Answered By: Jonathan Faerber Last Updated: Oct 08, 2020 Views: 10
A citation or reference to a bill includes (a) the full title and number of the bill (b) the specific session in the relevant legislature responsible for the bill, as well as (c) the year of the bill and (d) additional information in parentheses (usually the specific reading or, in the case of a vote, passage of a bill) completes the reference (McGill Law Journal, 2018, E-28).
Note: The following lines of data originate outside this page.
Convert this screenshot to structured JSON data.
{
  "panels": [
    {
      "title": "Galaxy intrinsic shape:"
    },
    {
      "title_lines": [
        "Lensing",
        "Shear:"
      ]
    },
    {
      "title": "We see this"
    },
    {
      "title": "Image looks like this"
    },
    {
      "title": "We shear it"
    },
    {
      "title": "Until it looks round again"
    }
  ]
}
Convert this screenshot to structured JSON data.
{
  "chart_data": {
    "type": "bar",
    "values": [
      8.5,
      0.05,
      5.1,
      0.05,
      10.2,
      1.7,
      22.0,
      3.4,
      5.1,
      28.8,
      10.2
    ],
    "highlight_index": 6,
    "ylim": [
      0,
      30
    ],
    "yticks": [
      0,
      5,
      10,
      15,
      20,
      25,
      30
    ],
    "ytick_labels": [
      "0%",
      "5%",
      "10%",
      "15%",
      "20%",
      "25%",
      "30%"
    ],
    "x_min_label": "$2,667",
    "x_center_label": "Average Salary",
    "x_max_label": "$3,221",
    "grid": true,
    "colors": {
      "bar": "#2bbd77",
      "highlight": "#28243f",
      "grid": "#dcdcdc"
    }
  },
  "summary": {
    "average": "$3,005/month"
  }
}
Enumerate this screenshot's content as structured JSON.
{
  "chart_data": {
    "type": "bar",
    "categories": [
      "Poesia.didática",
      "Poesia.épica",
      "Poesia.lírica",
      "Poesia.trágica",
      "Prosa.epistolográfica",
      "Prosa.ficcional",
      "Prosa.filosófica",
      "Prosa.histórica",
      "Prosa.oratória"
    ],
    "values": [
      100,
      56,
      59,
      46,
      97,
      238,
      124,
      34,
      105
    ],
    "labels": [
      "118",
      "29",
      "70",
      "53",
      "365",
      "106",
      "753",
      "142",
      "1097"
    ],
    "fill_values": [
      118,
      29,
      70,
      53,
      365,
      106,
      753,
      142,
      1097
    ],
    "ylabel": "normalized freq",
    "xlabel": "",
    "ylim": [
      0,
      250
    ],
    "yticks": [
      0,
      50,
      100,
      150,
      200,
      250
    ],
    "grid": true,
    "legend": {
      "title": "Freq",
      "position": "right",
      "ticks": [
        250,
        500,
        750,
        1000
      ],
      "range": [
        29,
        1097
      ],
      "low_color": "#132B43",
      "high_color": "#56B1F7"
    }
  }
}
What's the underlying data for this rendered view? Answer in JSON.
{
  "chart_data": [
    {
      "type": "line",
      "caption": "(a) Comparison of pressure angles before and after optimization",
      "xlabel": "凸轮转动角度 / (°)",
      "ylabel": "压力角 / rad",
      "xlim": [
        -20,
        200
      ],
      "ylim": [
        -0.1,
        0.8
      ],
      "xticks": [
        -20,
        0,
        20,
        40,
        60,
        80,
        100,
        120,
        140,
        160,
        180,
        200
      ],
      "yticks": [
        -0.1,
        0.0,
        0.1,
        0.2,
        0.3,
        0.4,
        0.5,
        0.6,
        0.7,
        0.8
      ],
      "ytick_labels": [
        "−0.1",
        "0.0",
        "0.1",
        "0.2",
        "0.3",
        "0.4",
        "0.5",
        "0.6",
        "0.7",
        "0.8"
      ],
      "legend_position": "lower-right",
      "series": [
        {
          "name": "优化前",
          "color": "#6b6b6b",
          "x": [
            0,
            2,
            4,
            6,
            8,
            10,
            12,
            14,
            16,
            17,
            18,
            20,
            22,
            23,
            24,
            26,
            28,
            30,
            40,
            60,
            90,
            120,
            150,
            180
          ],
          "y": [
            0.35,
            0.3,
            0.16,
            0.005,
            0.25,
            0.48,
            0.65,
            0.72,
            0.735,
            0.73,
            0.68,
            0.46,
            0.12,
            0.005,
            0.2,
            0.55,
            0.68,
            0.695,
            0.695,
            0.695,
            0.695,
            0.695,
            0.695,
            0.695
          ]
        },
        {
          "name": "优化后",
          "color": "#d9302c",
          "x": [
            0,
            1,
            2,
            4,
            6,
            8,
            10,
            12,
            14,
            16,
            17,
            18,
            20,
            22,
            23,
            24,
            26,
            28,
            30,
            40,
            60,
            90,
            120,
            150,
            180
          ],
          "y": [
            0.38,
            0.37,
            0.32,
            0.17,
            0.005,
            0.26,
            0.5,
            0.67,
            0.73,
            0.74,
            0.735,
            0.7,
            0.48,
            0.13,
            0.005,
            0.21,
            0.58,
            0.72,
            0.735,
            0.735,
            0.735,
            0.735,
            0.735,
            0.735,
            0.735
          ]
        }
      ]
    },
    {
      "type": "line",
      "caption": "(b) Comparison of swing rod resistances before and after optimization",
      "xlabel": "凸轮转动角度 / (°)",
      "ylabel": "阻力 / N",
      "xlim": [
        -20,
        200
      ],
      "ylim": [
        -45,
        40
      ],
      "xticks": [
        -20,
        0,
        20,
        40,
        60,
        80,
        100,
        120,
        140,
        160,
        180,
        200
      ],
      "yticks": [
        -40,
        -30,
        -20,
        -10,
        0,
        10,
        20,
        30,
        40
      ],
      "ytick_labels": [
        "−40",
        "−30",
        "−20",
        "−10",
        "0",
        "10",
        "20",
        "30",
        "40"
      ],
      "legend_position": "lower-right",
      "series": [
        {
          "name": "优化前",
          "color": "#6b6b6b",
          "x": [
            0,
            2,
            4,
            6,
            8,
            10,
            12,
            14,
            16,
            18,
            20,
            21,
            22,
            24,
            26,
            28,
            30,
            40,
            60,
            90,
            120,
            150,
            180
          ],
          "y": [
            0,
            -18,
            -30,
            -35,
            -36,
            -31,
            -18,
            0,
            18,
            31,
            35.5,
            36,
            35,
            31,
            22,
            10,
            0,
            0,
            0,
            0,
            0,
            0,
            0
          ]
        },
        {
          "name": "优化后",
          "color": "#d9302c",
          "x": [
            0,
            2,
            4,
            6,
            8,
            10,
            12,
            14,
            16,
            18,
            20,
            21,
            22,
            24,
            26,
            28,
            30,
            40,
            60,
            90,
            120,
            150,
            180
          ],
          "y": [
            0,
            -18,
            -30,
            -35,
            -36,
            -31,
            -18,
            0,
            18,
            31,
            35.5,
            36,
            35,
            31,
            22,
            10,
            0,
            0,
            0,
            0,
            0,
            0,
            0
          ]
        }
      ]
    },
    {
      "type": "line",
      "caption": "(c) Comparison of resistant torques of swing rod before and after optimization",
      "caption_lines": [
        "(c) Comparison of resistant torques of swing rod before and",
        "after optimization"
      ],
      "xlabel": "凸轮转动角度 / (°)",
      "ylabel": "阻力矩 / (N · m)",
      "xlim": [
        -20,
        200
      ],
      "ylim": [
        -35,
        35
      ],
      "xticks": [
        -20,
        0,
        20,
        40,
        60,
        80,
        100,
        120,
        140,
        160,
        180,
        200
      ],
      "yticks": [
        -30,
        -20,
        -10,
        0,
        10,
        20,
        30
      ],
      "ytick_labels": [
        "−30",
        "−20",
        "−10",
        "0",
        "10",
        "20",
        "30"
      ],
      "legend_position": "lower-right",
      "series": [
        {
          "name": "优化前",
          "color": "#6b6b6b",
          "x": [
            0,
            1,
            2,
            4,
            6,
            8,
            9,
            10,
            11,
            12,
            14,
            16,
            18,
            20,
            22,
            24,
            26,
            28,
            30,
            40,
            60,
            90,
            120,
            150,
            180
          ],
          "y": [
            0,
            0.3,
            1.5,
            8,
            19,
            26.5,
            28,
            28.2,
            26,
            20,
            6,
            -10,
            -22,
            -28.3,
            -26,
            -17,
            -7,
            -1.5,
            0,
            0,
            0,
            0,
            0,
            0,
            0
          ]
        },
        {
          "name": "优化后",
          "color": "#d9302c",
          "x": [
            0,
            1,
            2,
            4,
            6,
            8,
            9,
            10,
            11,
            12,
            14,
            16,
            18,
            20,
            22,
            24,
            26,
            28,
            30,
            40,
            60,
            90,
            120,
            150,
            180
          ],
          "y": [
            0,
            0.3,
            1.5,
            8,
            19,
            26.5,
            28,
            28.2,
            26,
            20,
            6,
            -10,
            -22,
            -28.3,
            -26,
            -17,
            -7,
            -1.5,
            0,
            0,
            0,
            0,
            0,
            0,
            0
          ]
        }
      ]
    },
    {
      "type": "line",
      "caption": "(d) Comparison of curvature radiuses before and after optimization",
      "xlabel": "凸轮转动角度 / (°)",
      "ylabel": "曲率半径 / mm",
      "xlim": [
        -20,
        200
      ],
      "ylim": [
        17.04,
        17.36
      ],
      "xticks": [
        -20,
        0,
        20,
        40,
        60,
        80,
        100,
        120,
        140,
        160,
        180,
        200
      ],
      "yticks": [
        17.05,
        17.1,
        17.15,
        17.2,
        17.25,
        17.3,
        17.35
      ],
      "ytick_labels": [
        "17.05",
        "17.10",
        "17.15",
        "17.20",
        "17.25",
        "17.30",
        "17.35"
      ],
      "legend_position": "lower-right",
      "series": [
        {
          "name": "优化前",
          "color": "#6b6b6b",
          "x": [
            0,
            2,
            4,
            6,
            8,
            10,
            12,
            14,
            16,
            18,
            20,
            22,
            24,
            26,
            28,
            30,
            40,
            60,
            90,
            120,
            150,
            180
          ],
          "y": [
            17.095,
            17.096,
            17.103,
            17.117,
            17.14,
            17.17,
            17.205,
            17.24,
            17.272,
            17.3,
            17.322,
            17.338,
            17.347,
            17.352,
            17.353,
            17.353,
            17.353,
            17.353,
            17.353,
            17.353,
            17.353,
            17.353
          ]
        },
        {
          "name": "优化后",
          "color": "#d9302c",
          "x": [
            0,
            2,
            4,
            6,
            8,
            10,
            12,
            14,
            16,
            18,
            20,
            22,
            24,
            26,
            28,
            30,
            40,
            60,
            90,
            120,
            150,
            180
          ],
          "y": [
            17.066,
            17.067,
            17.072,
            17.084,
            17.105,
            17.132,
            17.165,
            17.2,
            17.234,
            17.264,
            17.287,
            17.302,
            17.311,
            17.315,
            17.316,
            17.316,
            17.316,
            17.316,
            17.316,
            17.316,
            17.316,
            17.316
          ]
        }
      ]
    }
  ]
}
See the following sample reference to Bill C-51 for an example of this formatting:
Bill C-51, An Act to amend the Criminal Code and the Department of Justice Act and to make consequential amendments to another Act, 2nd Sess, 41st Parl, 2015 (as passed by the House of Commons 6 May 2015).
In the above reference, the following elements are included as follows:
a) Number of bill: Bill C-51
b) Name of bill: An Act to amend the Criminal Code and the Department of Justice Act and to make consequential amendments to another Act
c) Specific session in the relevant legislature (Parliament): 2nd Sess, 41st Parl
d) Year: 2015
e) Additional information in parentheses: (as passed by the House of Commons 6 May 2015)
The University of British Columbia's Legal Citation Guide also includes several example references to a bill under the section on "Legislation". For information on how to identify a specific location of cited text within a legal citation to a bill or other legal resources, please see What is a Pinpoint, and How is it Used in a Legal Citation?.
For general information on McGill Guide (9th ed.) legal citations and references, please see the resources under Canadian Cases, Statutes, and Legislation on the Writing Centre website.
McGill Law Journal. (2018). Canadian guide to uniform legal citation (9th ed.). Thomson Reuters.